You ask for suggestions, you get suggestions.
City councilman Jim Strickland, chairman of the budget committee, invited colleagues to make suggestions for revising next year’s budget. The state comptroller recently served notice that Memphis cannot balance its budget by shifting debt payments around.
Six members took Strickland up on his suggestion, with ideas ranging from cutting corporate subsidies and the animal shelter to restoring funds for city employees, community centers, and libraries. Three members pressed for more savings and lower taxes, and three recommended restoring services and employee pay and benefits previously cut.
Absent were the sort of extreme alternatives floated by Mayor A C Wharton last week, such as raising the property tax rate from $3.11 to $4.83 or setting the tax rate at $3.11 and laying off 3,250 employees. Wharton was bracketing the target. No one seriously believes either of those things will happen. The mayor’s latest recommendation, presented to the council Tuesday, is a $3.51 rate with 400 buyouts and layoffs of employees. But several council members were not ready to sign on to the mayor’s plan.
Kemp Conrad said reducing the solid waste budget by $17 million would save homeowners $60 to $85 a year in fees.
Edmund Ford Jr. suggested restoring $5 million for community centers, libraries, and code-enforcement workers and shifting $12 million for streetlights to Memphis Light, Gas & Water.
Harold Collins opted for eliminating the animal shelter and trimming police expenditures and funding for economic development to save $9.5 million.
Janis Fullilove opted for allocating $1 million for the YWCA’s domestic violence program, $3.4 million for a parking garage in Cooper-Young, and $1.5 million for Southbrook Mall.
Lee Harris recommended cutting an International Paper subsidy of $3.5 million and $2.1 million for the Economic Development Growth Engine.
Wanda Halbert wanted to restore the 4.6 percent salary reduction to city employees with “absolutely no employee layoffs.” And she wanted more information about any laws that prohibit transfer of operating funds to capital improvement funds and vice versa — a frequent disclaimer when such suggestions are made.
Halbert wants to revisit all sharing agreements with county government — a tall order for a fiscal year that ends June 30th. The Shelby County Commission tentatively approved a budget this week that raises the county tax rate from $4.02 to $4.38. It includes a $20 million increase in funding for the Unified School District, which is $10 million less than the school board requested.
Doing the math, the combined property tax rate for a Memphis homeowner looks to be around $7.89 heading into the late innings. But I wouldn’t bet against $8 when all is said and done.
On closer inspection, savings often turn out to be illusory because they shift costs and responsibilities from the city to the county. The obvious example is school funding, with Memphis no longer paying $64 million a year because of the merger.
I asked interim superintendent Dorsey Hopson what impact charter schools and the state-run Achievement School District will have on the budget. There are 41 charter schools with approximately 12,000 students scheduled to be in the mix in August.
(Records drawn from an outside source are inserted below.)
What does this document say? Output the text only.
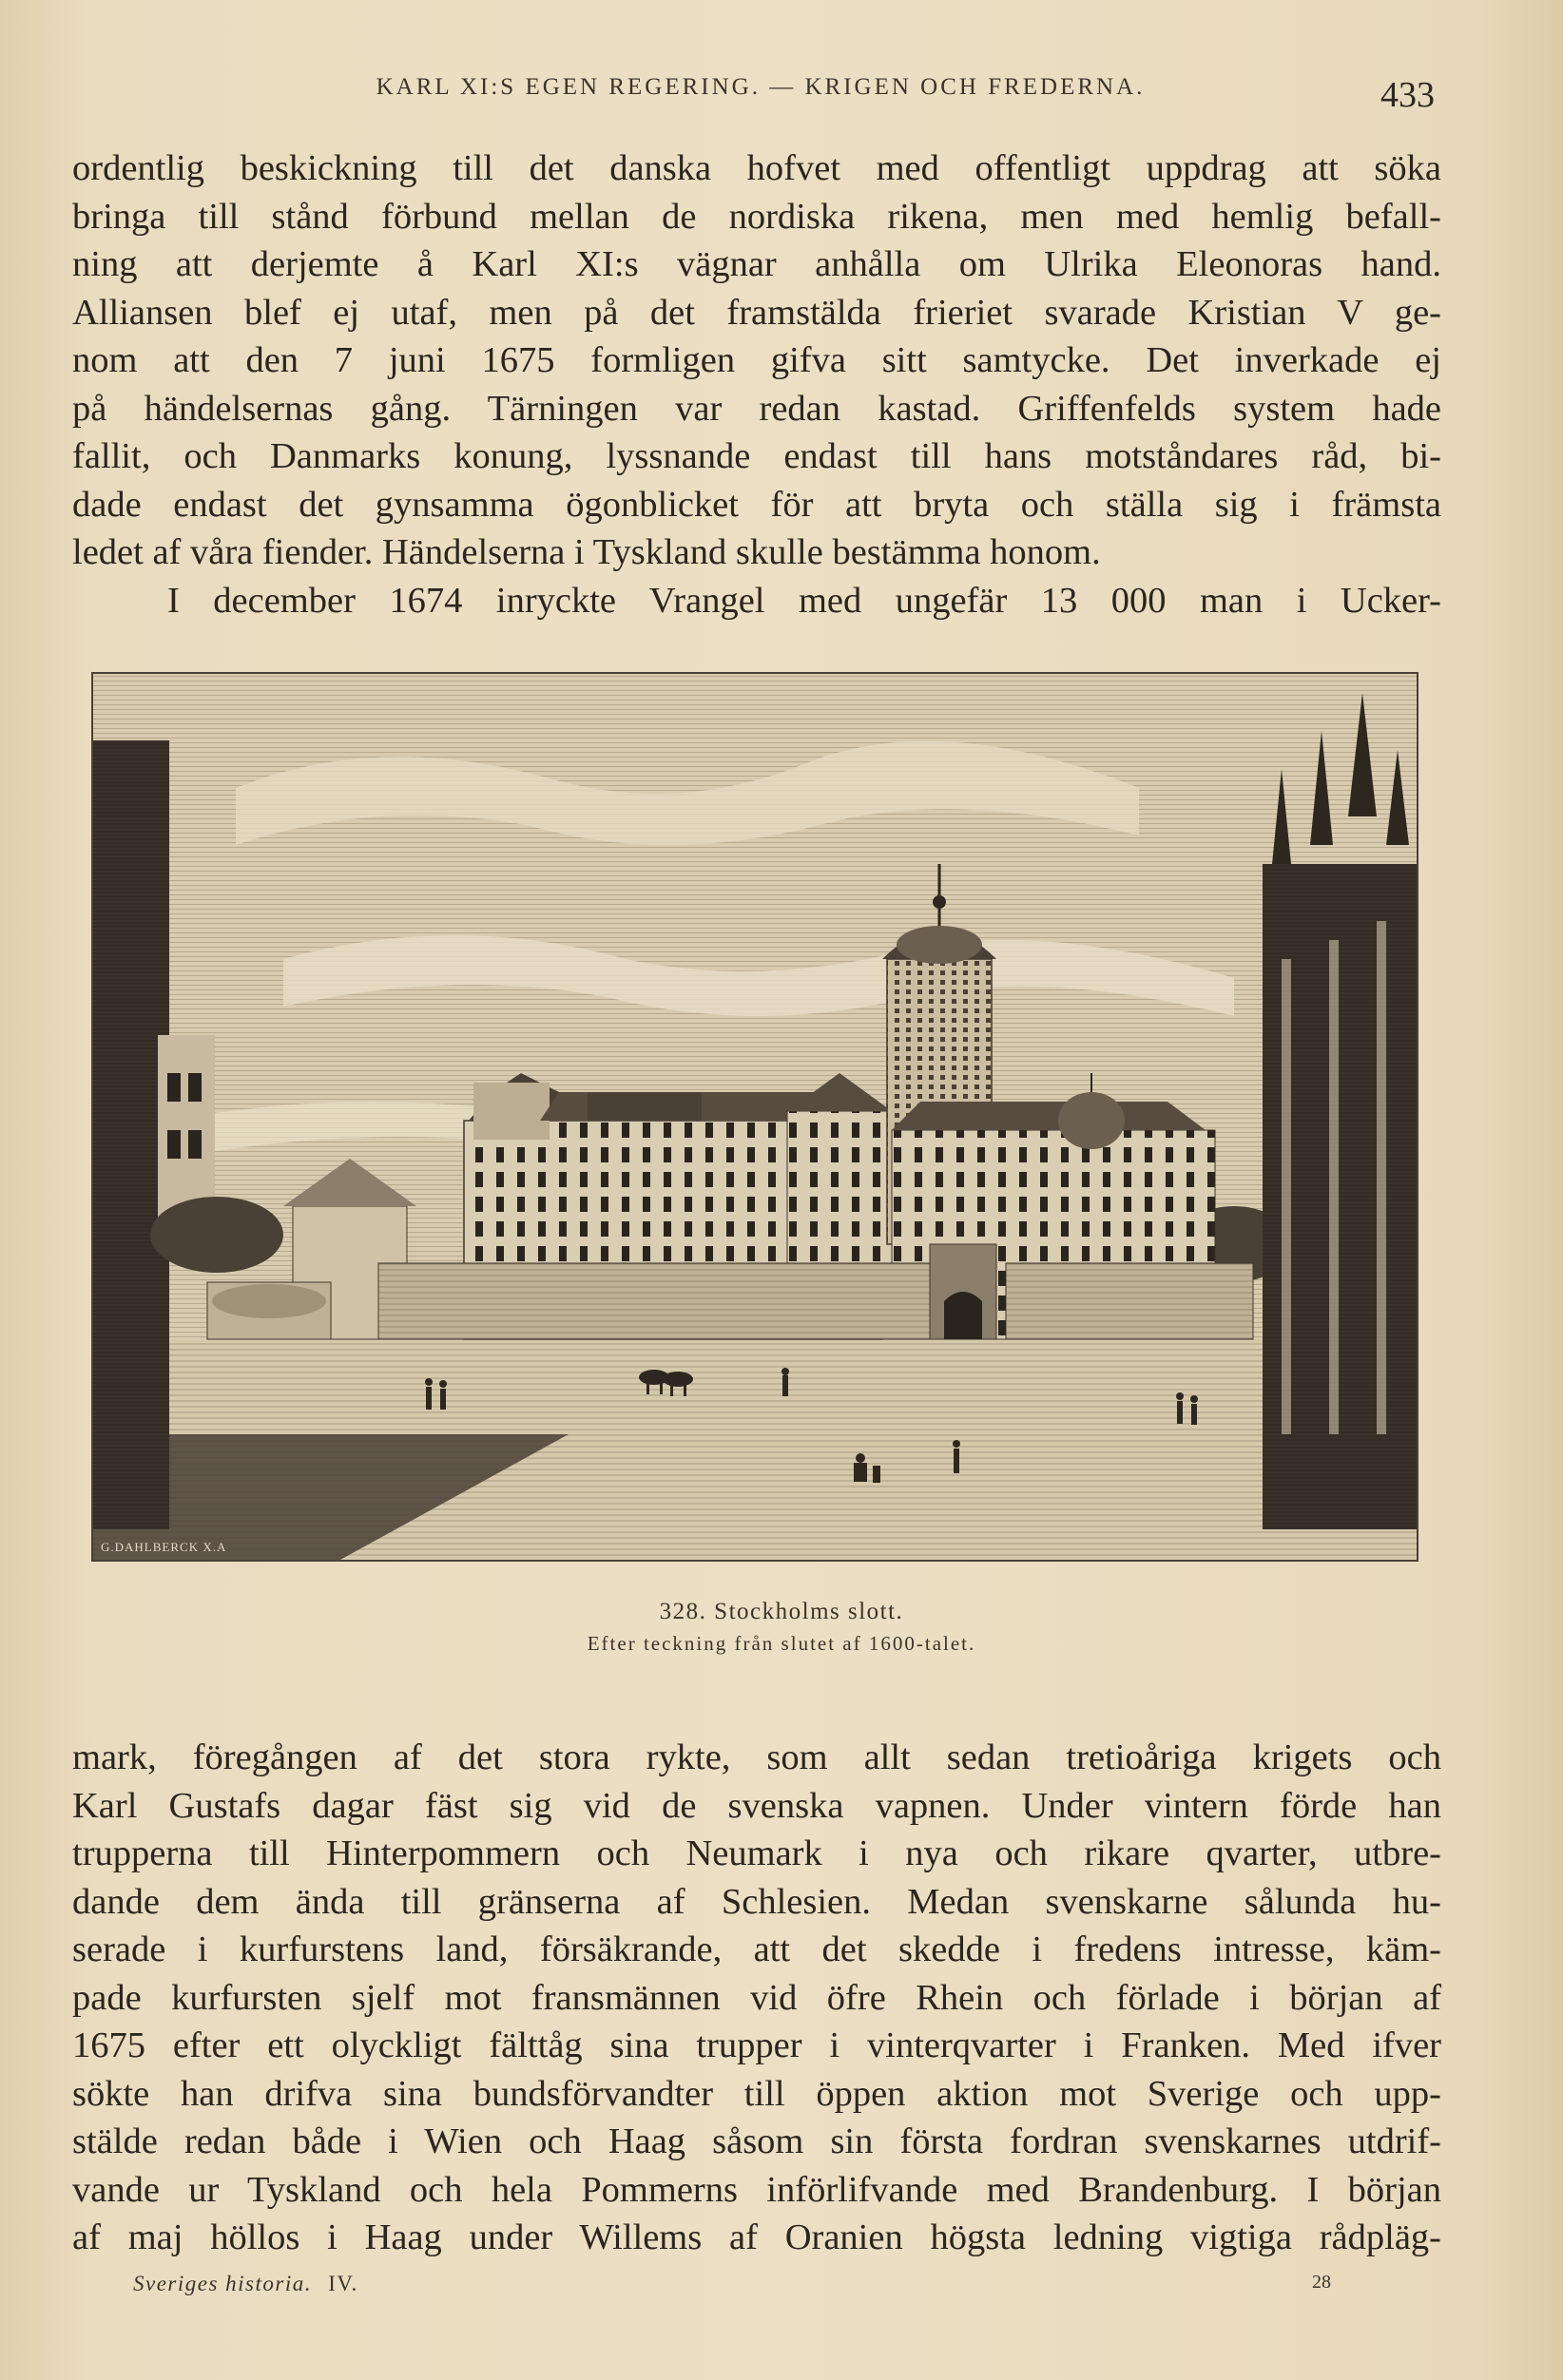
KARL XI:S EGEN REGERING. — KRIGEN OCH FREDERNA.	433
ordentlig beskickning till det danska hofvet med offentligt uppdrag att söka
bringa till stånd förbund mellan de nordiska rikena, men med hemlig befall-
ning att derjemte å Karl XI:s vägnar anhålla om Ulrika Eleonoras hand.
Alliansen blef ej utaf, men på det framstälda frieriet svarade Kristian V ge-
nom att den 7 juni 1675 formligen gifva sitt samtycke. Det inverkade ej
på händelsernas gång. Tärningen var redan kastad. Griffenfelds system hade
fallit, och Danmarks konung, lyssnande endast till hans motståndares råd, bi-
dade endast det gynsamma ögonblicket för att bryta och ställa sig i främsta
ledet af våra fiender. Händelserna i Tyskland skulle bestämma honom.
I december 1674 inryckte Vrangel med ungefär 13 000 man i Ucker-
G.DAHLBERCK X.A
328. Stockholms slott.
Efter teckning från slutet af 1600-talet.
mark, föregången af det stora rykte, som allt sedan tretioåriga krigets och
Karl Gustafs dagar fäst sig vid de svenska vapnen. Under vintern förde han
trupperna till Hinterpommern och Neumark i nya och rikare qvarter, utbre-
dande dem ända till gränserna af Schlesien. Medan svenskarne sålunda hu-
serade i kurfurstens land, försäkrande, att det skedde i fredens intresse, käm-
pade kurfursten sjelf mot fransmännen vid öfre Rhein och förlade i början af
1675 efter ett olyckligt fälttåg sina trupper i vinterqvarter i Franken. Med ifver
sökte han drifva sina bundsförvandter till öppen aktion mot Sverige och upp-
stälde redan både i Wien och Haag såsom sin första fordran svenskarnes utdrif-
vande ur Tyskland och hela Pommerns införlifvande med Brandenburg. I början
af maj höllos i Haag under Willems af Oranien högsta ledning vigtiga rådpläg-
Sveriges historia. IV.	28
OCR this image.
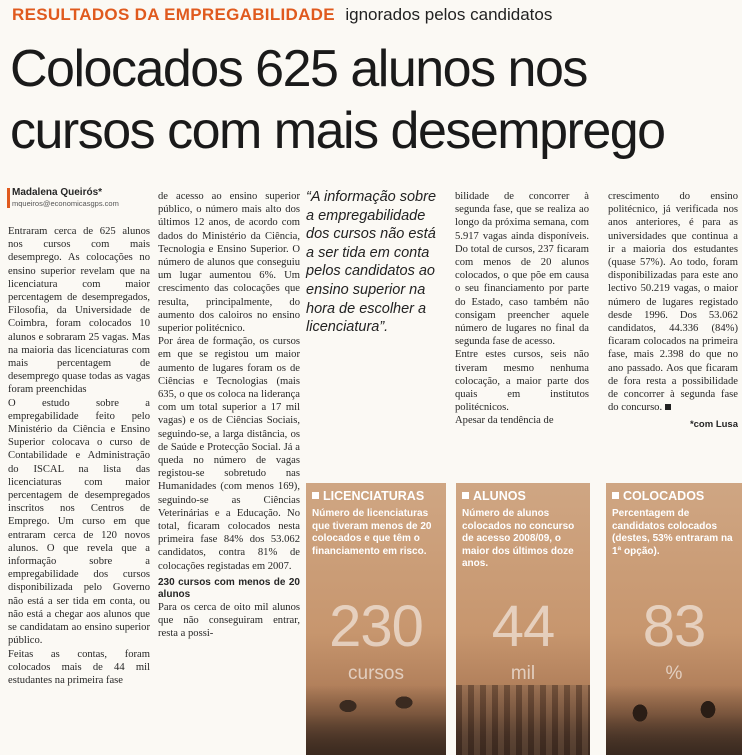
RESULTADOS DA EMPREGABILIDADE ignorados pelos candidatos
Colocados 625 alunos nos cursos com mais desemprego
Madalena Queirós*
mqueiros@economicasgps.com

Entraram cerca de 625 alunos nos cursos com mais desemprego. As colocações no ensino superior revelam que na licenciatura com maior percentagem de desempregados, Filosofia, da Universidade de Coimbra, foram colocados 10 alunos e sobraram 25 vagas. Mas na maioria das licenciaturas com mais percentagem de desemprego quase todas as vagas foram preenchidas

O estudo sobre a empregabilidade feito pelo Ministério da Ciência e Ensino Superior colocava o curso de Contabilidade e Administração do ISCAL na lista das licenciaturas com maior percentagem de desempregados inscritos nos Centros de Emprego. Um curso em que entraram cerca de 120 novos alunos. O que revela que a informação sobre a empregabilidade dos cursos disponibilizada pelo Governo não está a ser tida em conta, ou não está a chegar aos alunos que se candidatam ao ensino superior público.

Feitas as contas, foram colocados mais de 44 mil estudantes na primeira fase

de acesso ao ensino superior público, o número mais alto dos últimos 12 anos, de acordo com dados do Ministério da Ciência, Tecnologia e Ensino Superior. O número de alunos que conseguiu um lugar aumentou 6%. Um crescimento das colocações que resulta, principalmente, do aumento dos caloiros no ensino superior politécnico.

Por área de formação, os cursos em que se registou um maior aumento de lugares foram os de Ciências e Tecnologias (mais 635, o que os coloca na liderança com um total superior a 17 mil vagas) e os de Ciências Sociais, seguindo-se, a larga distância, os de Saúde e Protecção Social. Já a queda no número de vagas registou-se sobretudo nas Humanidades (com menos 169), seguindo-se as Ciências Veterinárias e a Educação. No total, ficaram colocados nesta primeira fase 84% dos 53.062 candidatos, contra 81% de colocações registadas em 2007.

230 cursos com menos de 20 alunos

Para os cerca de oito mil alunos que não conseguiram entrar, resta a possi-

“A informação sobre a empregabilidade dos cursos não está a ser tida em conta pelos candidatos ao ensino superior na hora de escolher a licenciatura”.

bilidade de concorrer à segunda fase, que se realiza ao longo da próxima semana, com 5.917 vagas ainda disponíveis. Do total de cursos, 237 ficaram com menos de 20 alunos colocados, o que põe em causa o seu financiamento por parte do Estado, caso também não consigam preencher aquele número de lugares no final da segunda fase de acesso.

Entre estes cursos, seis não tiveram mesmo nenhuma colocação, a maior parte dos quais em institutos politécnicos.

Apesar da tendência de

crescimento do ensino politécnico, já verificada nos anos anteriores, é para as universidades que continua a ir a maioria dos estudantes (quase 57%). Ao todo, foram disponibilizadas para este ano lectivo 50.219 vagas, o maior número de lugares registado desde 1996. Dos 53.062 candidatos, 44.336 (84%) ficaram colocados na primeira fase, mais 2.398 do que no ano passado. Aos que ficaram de fora resta a possibilidade de concorrer à segunda fase do concurso.

*com Lusa

LICENCIATURAS
Número de licenciaturas que tiveram menos de 20 colocados e que têm o financiamento em risco.
230
cursos
ALUNOS
Número de alunos colocados no concurso de acesso 2008/09, o maior dos últimos doze anos.
44
mil
COLOCADOS
Percentagem de candidatos colocados (destes, 53% entraram na 1ª opção).
83
%
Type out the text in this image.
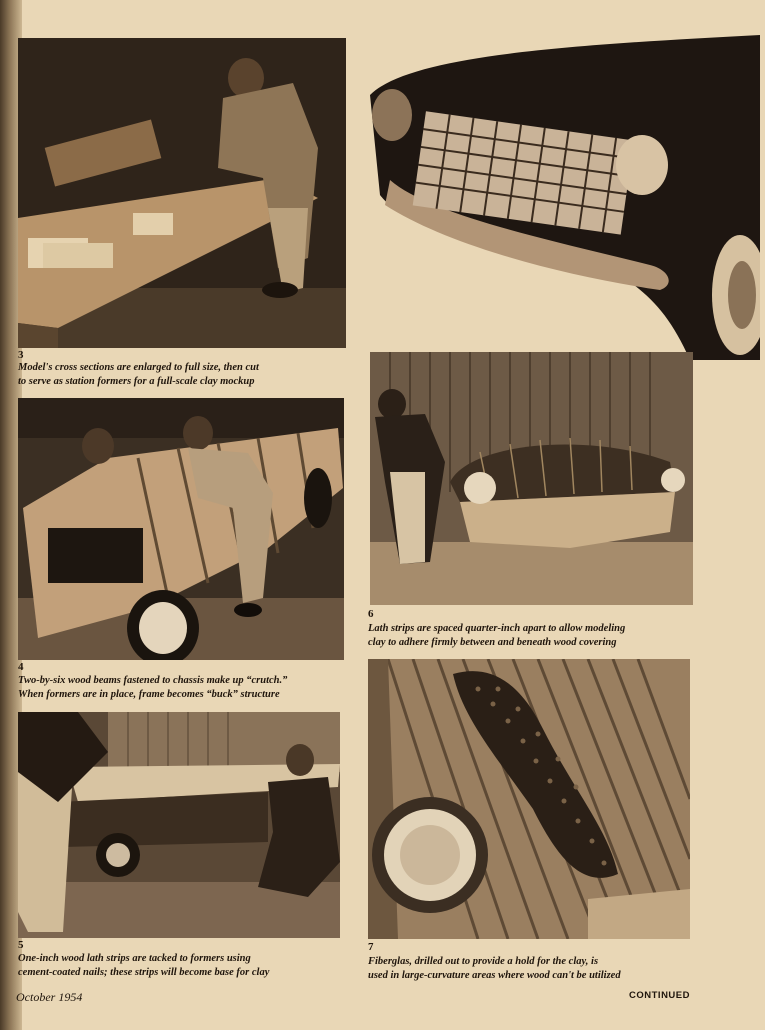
3
Model's cross sections are enlarged to full size, then cut
to serve as station formers for a full-scale clay mockup
4
Two-by-six wood beams fastened to chassis make up “crutch.”
When formers are in place, frame becomes “buck” structure
5
One-inch wood lath strips are tacked to formers using
cement-coated nails; these strips will become base for clay
6
Lath strips are spaced quarter-inch apart to allow modeling
clay to adhere firmly between and beneath wood covering
7
Fiberglas, drilled out to provide a hold for the clay, is
used in large-curvature areas where wood can't be utilized
October 1954	CONTINUED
He said that if the ASD takes over a school, “all our operational costs would go away but we lose the per-pupil funding” so it’s a wash. If the ASD authorizes a charter school, “the charter gets the building for free, so there’s a big advantage to working with ASD.” Other charter schools have sharing agreements with the school system to pay to use vacant space in buildings where the district school continues to operate.
Five district schools are closing this summer, with 12 more under study for closing. The operating costs, Hopson said, are roughly the same whether a school is full or half-empty. Opponents of school closings say the savings are overstated, doom neighborhoods to further decline, and put students at risk in hostile settings.
Whether or not suburban high schools stay at capacity will depend on the municipal schools outcome and the treatment of students who live in unincorporated Shelby County. Germantown schools, for example, enroll a large number of students who don’t live in the city of Germantown.
There are lots of uncertainties, but higher taxes is not one of them. That’s a given.